Seigneur, source de paix, ami de la charité, tu accordes à sainte Elisabeth de Portugal une grâce merveilleuse pour réconcilier les hommes désunis. accorde-nous, par ton intercession, de travailler au service de la paix et de pouvoir être appelés fils de Dieu.



Tous fidèles, en route vers la béatitude

Mariés ou célibataires, veufs ou remariés, laïcs, religieux ou prêtres, riches ou pauvres, simples ou rois : les vocaitons et les états différent, dans la bénéfique complémentarité écclésiale et sociétaire. L'important demeure simple : savoir fleurir, d'un cœur fidèle, contant et persévérant, là même où Dieu nous sema.

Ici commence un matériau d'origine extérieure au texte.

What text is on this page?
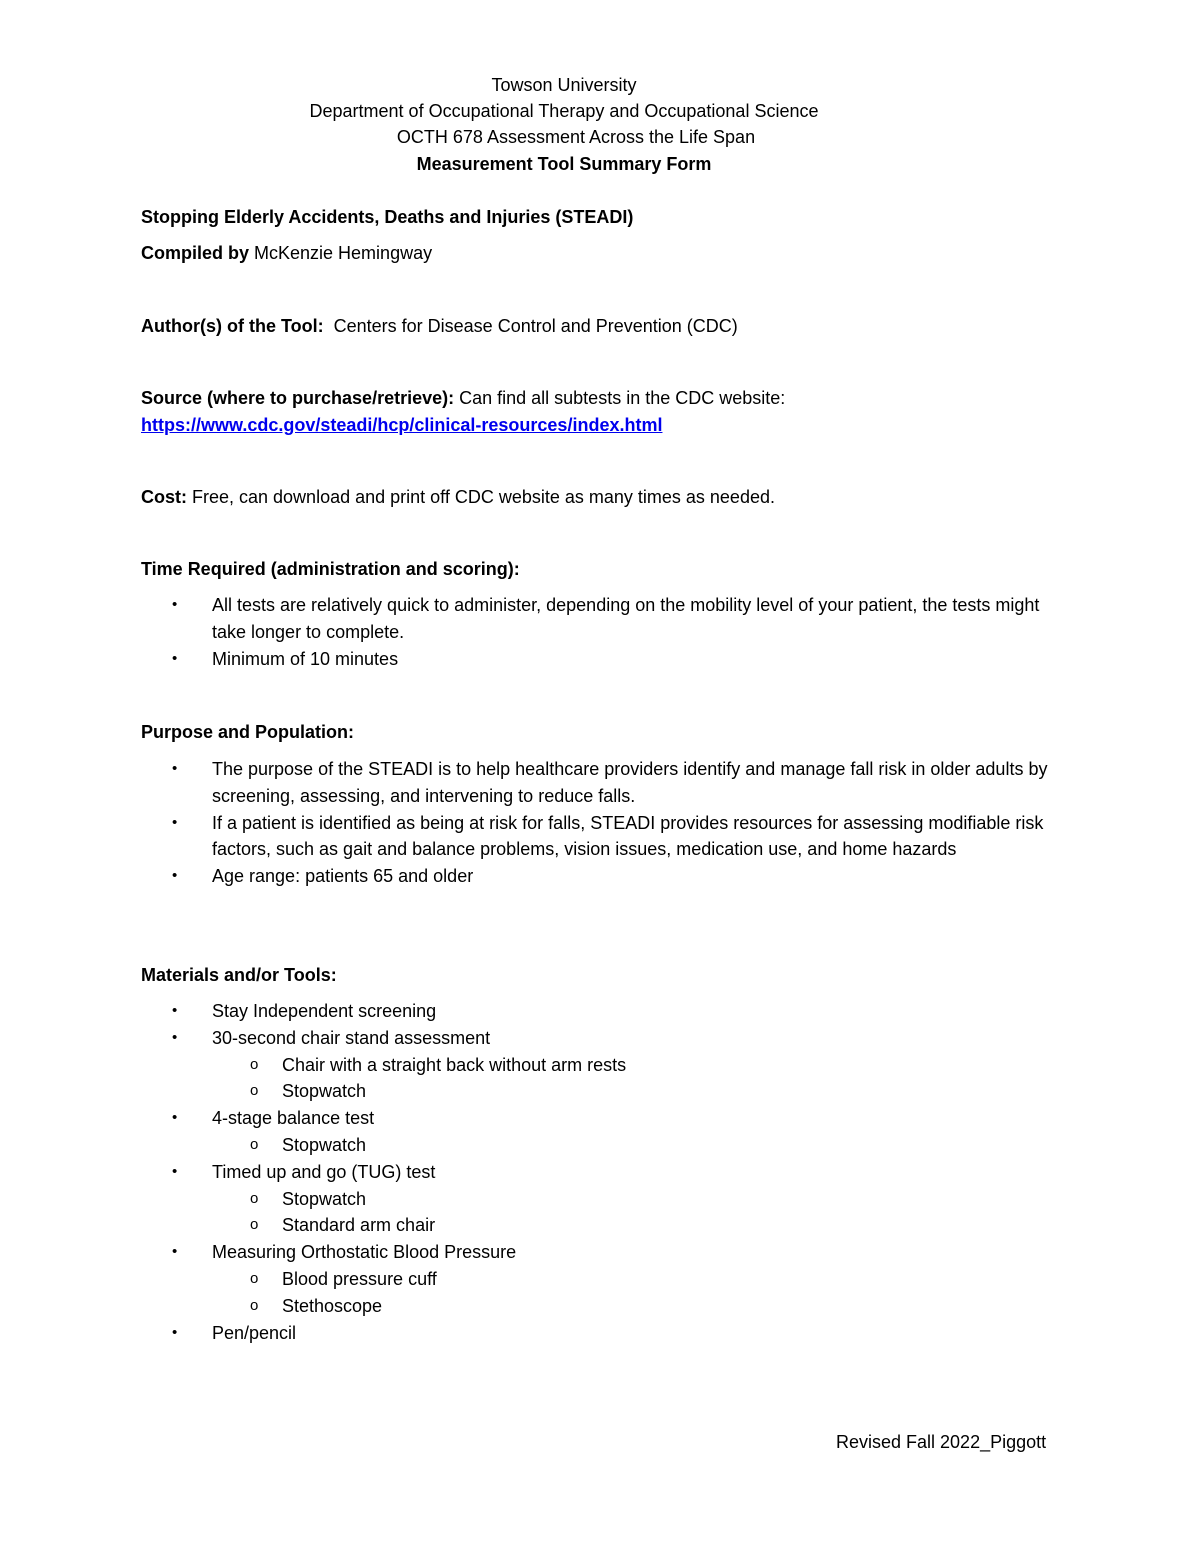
Towson University
Department of Occupational Therapy and Occupational Science
OCTH 678 Assessment Across the Life Span
Measurement Tool Summary Form
Stopping Elderly Accidents, Deaths and Injuries (STEADI)
Compiled by McKenzie Hemingway
Author(s) of the Tool:  Centers for Disease Control and Prevention (CDC)
Source (where to purchase/retrieve): Can find all subtests in the CDC website:
https://www.cdc.gov/steadi/hcp/clinical-resources/index.html
Cost: Free, can download and print off CDC website as many times as needed.
Time Required (administration and scoring):
• All tests are relatively quick to administer, depending on the mobility level of your patient, the tests might take longer to complete.
• Minimum of 10 minutes
Purpose and Population:
• The purpose of the STEADI is to help healthcare providers identify and manage fall risk in older adults by screening, assessing, and intervening to reduce falls.
• If a patient is identified as being at risk for falls, STEADI provides resources for assessing modifiable risk factors, such as gait and balance problems, vision issues, medication use, and home hazards
• Age range: patients 65 and older
Materials and/or Tools:
• Stay Independent screening
• 30-second chair stand assessment
o Chair with a straight back without arm rests
o Stopwatch
• 4-stage balance test
o Stopwatch
• Timed up and go (TUG) test
o Stopwatch
o Standard arm chair
• Measuring Orthostatic Blood Pressure
o Blood pressure cuff
o Stethoscope
• Pen/pencil
Revised Fall 2022_Piggott
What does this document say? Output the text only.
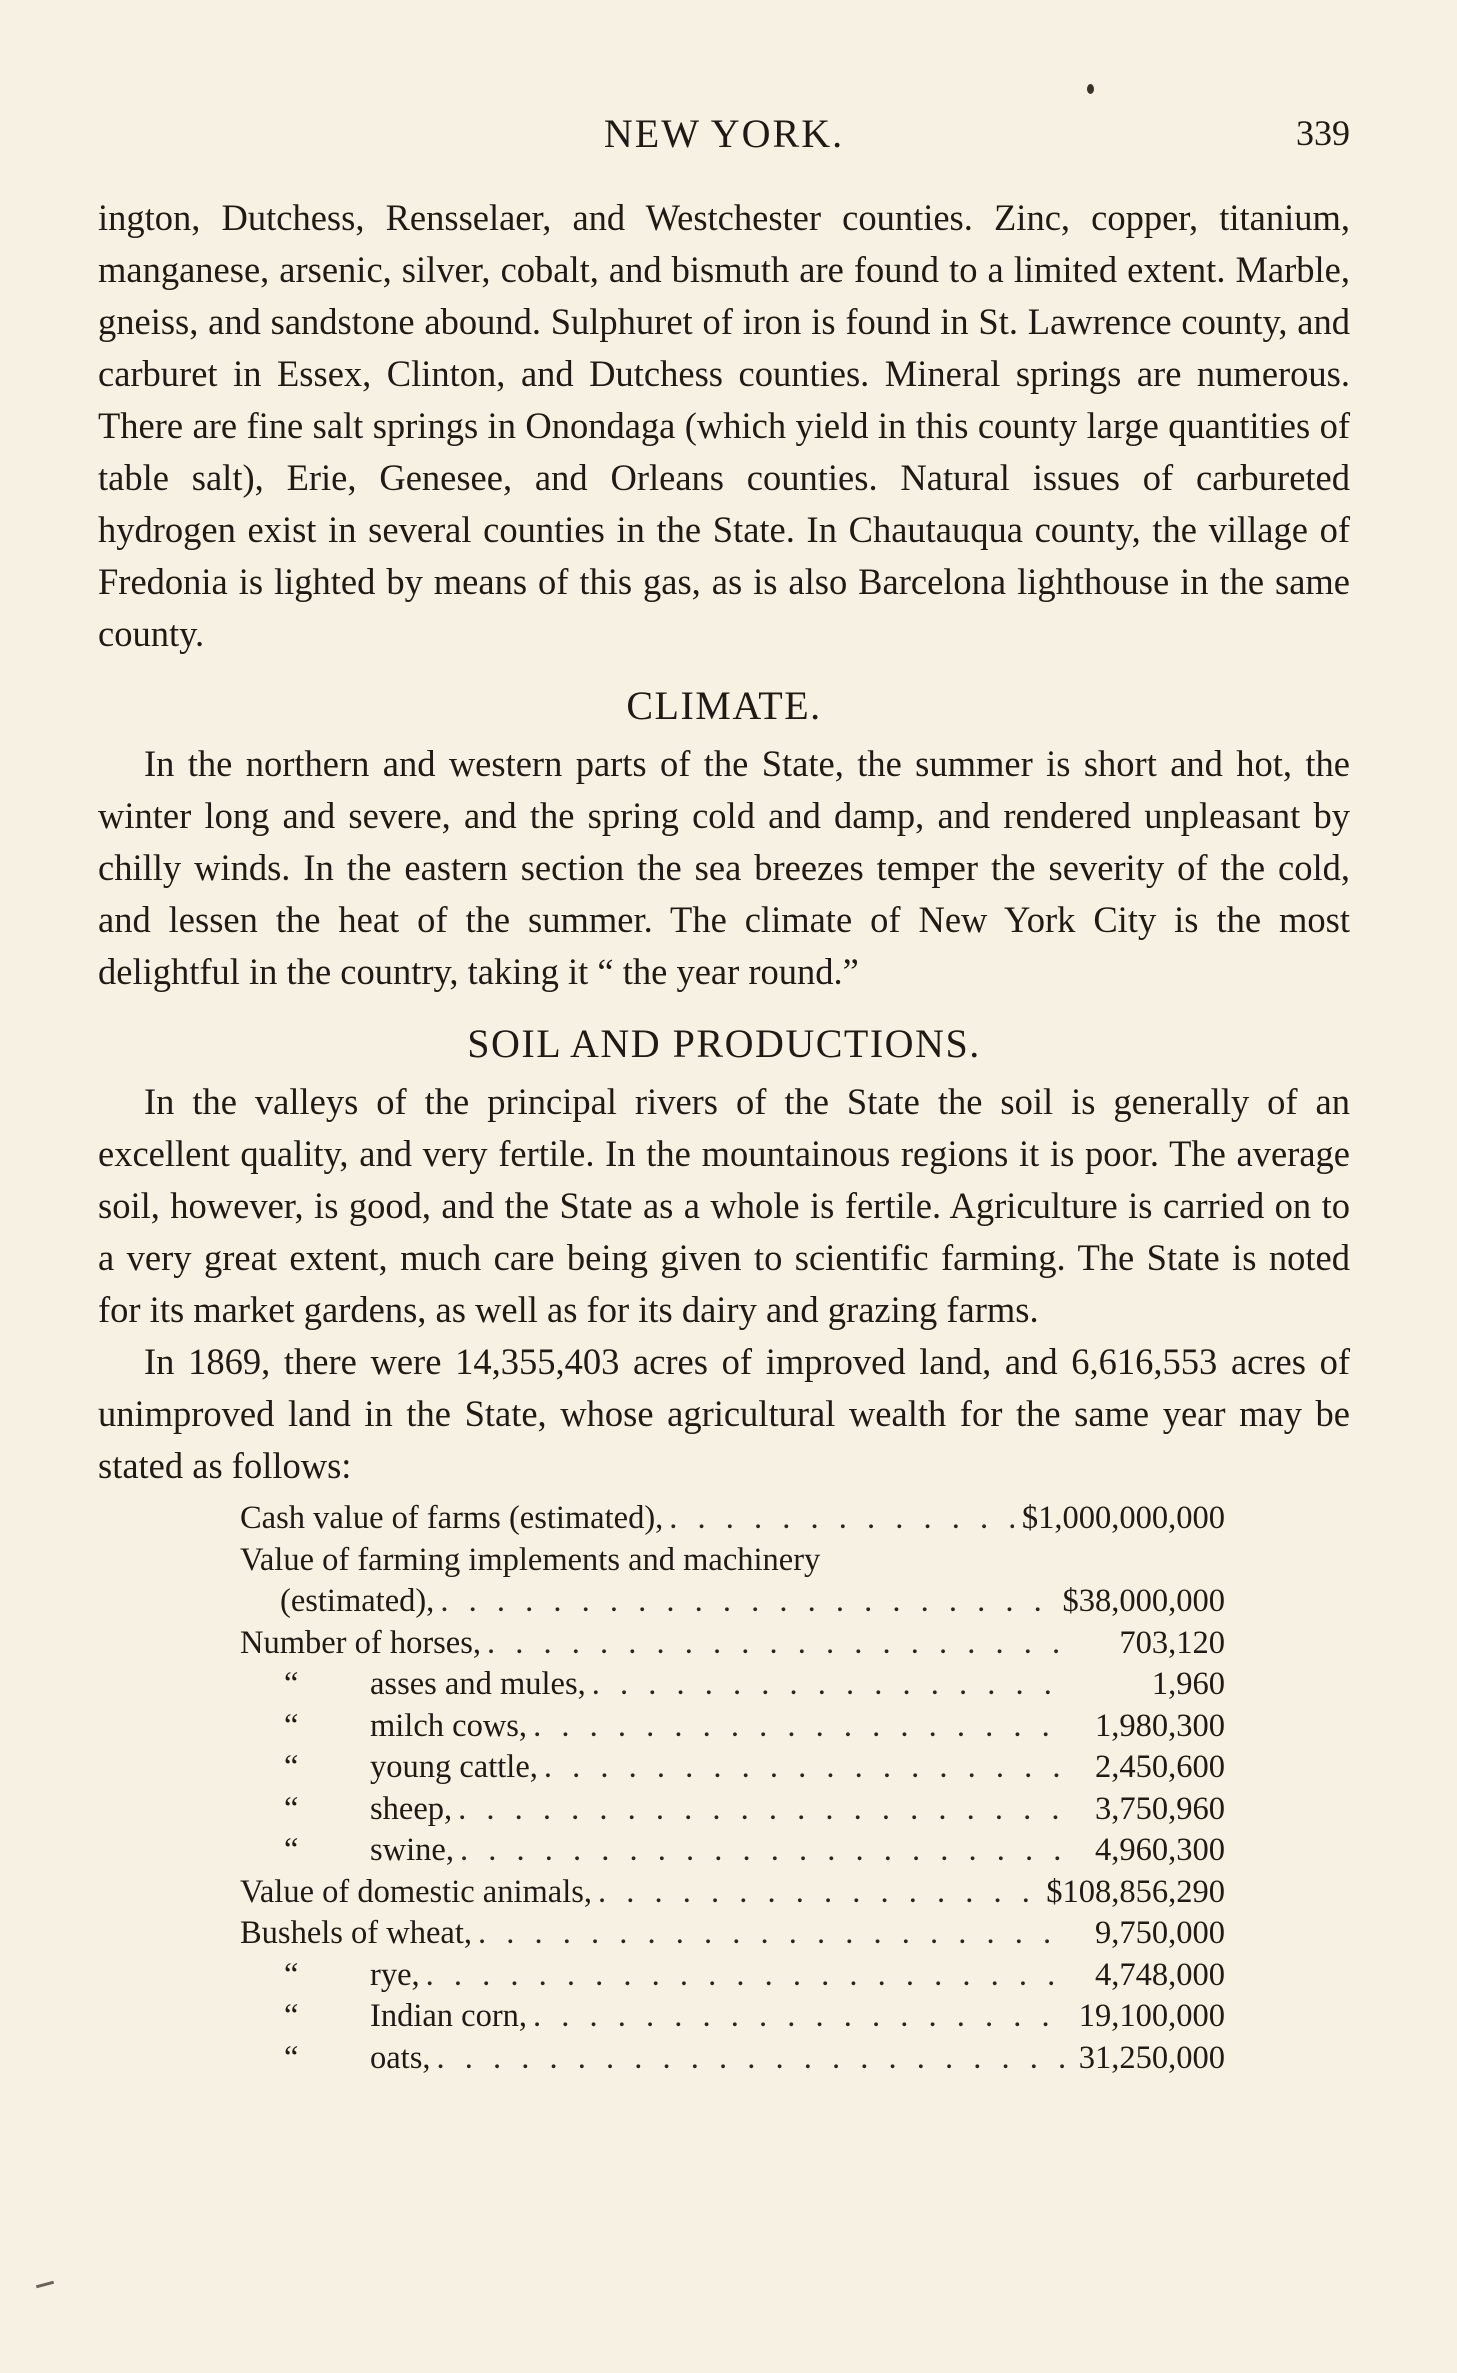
NEW YORK.	339

ington, Dutchess, Rensselaer, and Westchester counties. Zinc, copper, titanium, manganese, arsenic, silver, cobalt, and bismuth are found to a limited extent. Marble, gneiss, and sandstone abound. Sulphuret of iron is found in St. Lawrence county, and carburet in Essex, Clinton, and Dutchess counties. Mineral springs are numerous. There are fine salt springs in Onondaga (which yield in this county large quantities of table salt), Erie, Genesee, and Orleans counties. Natural issues of carbureted hydrogen exist in several counties in the State. In Chautauqua county, the village of Fredonia is lighted by means of this gas, as is also Barcelona lighthouse in the same county.

CLIMATE.

In the northern and western parts of the State, the summer is short and hot, the winter long and severe, and the spring cold and damp, and rendered unpleasant by chilly winds. In the eastern section the sea breezes temper the severity of the cold, and lessen the heat of the summer. The climate of New York City is the most delightful in the country, taking it “ the year round.”

SOIL AND PRODUCTIONS.

In the valleys of the principal rivers of the State the soil is generally of an excellent quality, and very fertile. In the mountainous regions it is poor. The average soil, however, is good, and the State as a whole is fertile. Agriculture is carried on to a very great extent, much care being given to scientific farming. The State is noted for its market gardens, as well as for its dairy and grazing farms.

In 1869, there were 14,355,403 acres of improved land, and 6,616,553 acres of unimproved land in the State, whose agricultural wealth for the same year may be stated as follows:

Cash value of farms (estimated), . . .	$1,000,000,000
Value of farming implements and machinery
(estimated), . . .	$38,000,000
Number of horses, . . .	703,120
“ asses and mules, . . .	1,960
“ milch cows, . . .	1,980,300
“ young cattle, . . .	2,450,600
“ sheep, . . .	3,750,960
“ swine, . . .	4,960,300
Value of domestic animals, . . .	$108,856,290
Bushels of wheat, . . .	9,750,000
“ rye, . . .	4,748,000
“ Indian corn, . . .	19,100,000
“ oats, . . .	31,250,000
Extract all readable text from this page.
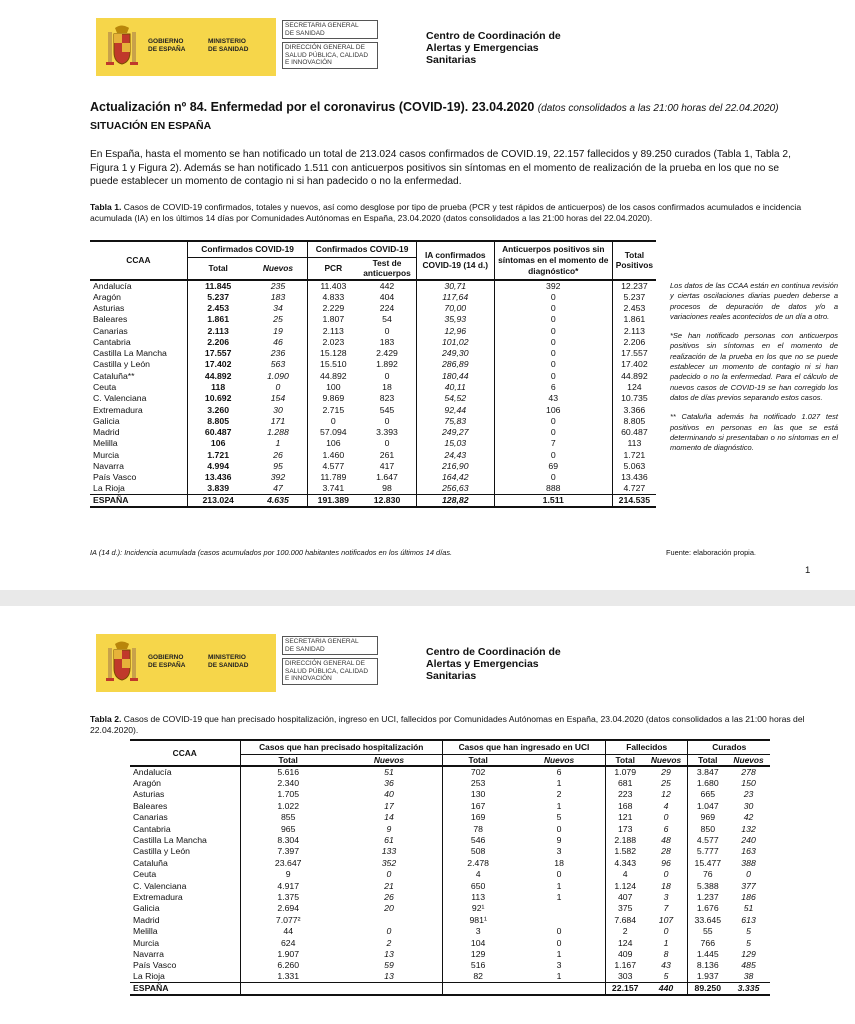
GOBIERNO
DE ESPAÑA
MINISTERIO
DE SANIDAD
SECRETARIA GENERAL
DE SANIDAD
DIRECCIÓN GENERAL DE
SALUD PÚBLICA, CALIDAD
E INNOVACIÓN
Centro de Coordinación de
Alertas y Emergencias
Sanitarias
Actualización nº 84. Enfermedad por el coronavirus (COVID-19). 23.04.2020 (datos consolidados a las 21:00 horas del 22.04.2020)
SITUACIÓN EN ESPAÑA
En España, hasta el momento se han notificado un total de 213.024 casos confirmados de COVID.19, 22.157 fallecidos y 89.250 curados (Tabla 1, Tabla 2, Figura 1 y Figura 2). Además se han notificado 1.511 con anticuerpos positivos sin síntomas en el momento de realización de la prueba en los que no se puede establecer un momento de contagio ni si han padecido o no la enfermedad.
Tabla 1. Casos de COVID-19 confirmados, totales y nuevos, así como desglose por tipo de prueba (PCR y test rápidos de anticuerpos) de los casos confirmados acumulados e incidencia acumulada (IA) en los últimos 14 días por Comunidades Autónomas en España, 23.04.2020 (datos consolidados a las 21:00 horas del 22.04.2020).
CCAA	Confirmados COVID-19		Confirmados COVID-19		IA confirmados COVID-19 (14 d.)	Anticuerpos positivos sin síntomas en el momento de diagnóstico*	Total Positivos
	Total	Nuevos	PCR	Test de anticuerpos			
Andalucía	11.845	235	11.403	442	30,71	392	12.237
Aragón	5.237	183	4.833	404	117,64	0	5.237
Asturias	2.453	34	2.229	224	70,00	0	2.453
Baleares	1.861	25	1.807	54	35,93	0	1.861
Canarias	2.113	19	2.113	0	12,96	0	2.113
Cantabria	2.206	46	2.023	183	101,02	0	2.206
Castilla La Mancha	17.557	236	15.128	2.429	249,30	0	17.557
Castilla y León	17.402	563	15.510	1.892	286,89	0	17.402
Cataluña**	44.892	1.090	44.892	0	180,44	0	44.892
Ceuta	118	0	100	18	40,11	6	124
C. Valenciana	10.692	154	9.869	823	54,52	43	10.735
Extremadura	3.260	30	2.715	545	92,44	106	3.366
Galicia	8.805	171	0	0	75,83	0	8.805
Madrid	60.487	1.288	57.094	3.393	249,27	0	60.487
Melilla	106	1	106	0	15,03	7	113
Murcia	1.721	26	1.460	261	24,43	0	1.721
Navarra	4.994	95	4.577	417	216,90	69	5.063
País Vasco	13.436	392	11.789	1.647	164,42	0	13.436
La Rioja	3.839	47	3.741	98	256,63	888	4.727
ESPAÑA	213.024	4.635	191.389	12.830	128,82	1.511	214.535

Los datos de las CCAA están en continua revisión y ciertas oscilaciones diarias pueden deberse a procesos de depuración de datos y/o a variaciones reales acontecidos de un día a otro.

*Se han notificado personas con anticuerpos positivos sin síntomas en el momento de realización de la prueba en los que no se puede establecer un momento de contagio ni si han padecido o no la enfermedad. Para el cálculo de nuevos casos de COVID-19 se han corregido los datos de días previos separando estos casos.

** Cataluña además ha notificado 1.027 test positivos en personas en las que se está determinando si presentaban o no síntomas en el momento de diagnóstico.

IA (14 d.): Incidencia acumulada (casos acumulados por 100.000 habitantes notificados en los últimos 14 días.	Fuente: elaboración propia.
1
GOBIERNO
DE ESPAÑA
MINISTERIO
DE SANIDAD
SECRETARIA GENERAL
DE SANIDAD
DIRECCIÓN GENERAL DE
SALUD PÚBLICA, CALIDAD
E INNOVACIÓN
Centro de Coordinación de
Alertas y Emergencias
Sanitarias
Tabla 2. Casos de COVID-19 que han precisado hospitalización, ingreso en UCI, fallecidos por Comunidades Autónomas en España, 23.04.2020 (datos consolidados a las 21:00 horas del 22.04.2020).
CCAA	Casos que han precisado hospitalización		Casos que han ingresado en UCI		Fallecidos		Curados	
	Total	Nuevos	Total	Nuevos	Total	Nuevos	Total	Nuevos
Andalucía	5.616	51	702	6	1.079	29	3.847	278
Aragón	2.340	36	253	1	681	25	1.680	150
Asturias	1.705	40	130	2	223	12	665	23
Baleares	1.022	17	167	1	168	4	1.047	30
Canarias	855	14	169	5	121	0	969	42
Cantabria	965	9	78	0	173	6	850	132
Castilla La Mancha	8.304	61	546	9	2.188	48	4.577	240
Castilla y León	7.397	133	508	3	1.582	28	5.777	163
Cataluña	23.647	352	2.478	18	4.343	96	15.477	388
Ceuta	9	0	4	0	4	0	76	0
C. Valenciana	4.917	21	650	1	1.124	18	5.388	377
Extremadura	1.375	26	113	1	407	3	1.237	186
Galicia	2.694	20	92¹		375	7	1.676	51
Madrid	7.077²		981¹		7.684	107	33.645	613
Melilla	44	0	3	0	2	0	55	5
Murcia	624	2	104	0	124	1	766	5
Navarra	1.907	13	129	1	409	8	1.445	129
País Vasco	6.260	59	516	3	1.167	43	8.136	485
La Rioja	1.331	13	82	1	303	5	1.937	38
ESPAÑA					22.157	440	89.250	3.335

La vraie et tragique histoire conjugale du bon roi Henri, longtemps infidèle et de sa noble et fidèle épouse Elisabeth, mérite attention méditative. Le premier se sauve par chasteté recouvrée ; la seconde est élue, par chasteté conservée. A nous de les suivre, sur l'une de ces deux voies : les seules qui débouchent sur l'éternité de l'amour, dans la définitive fidélité.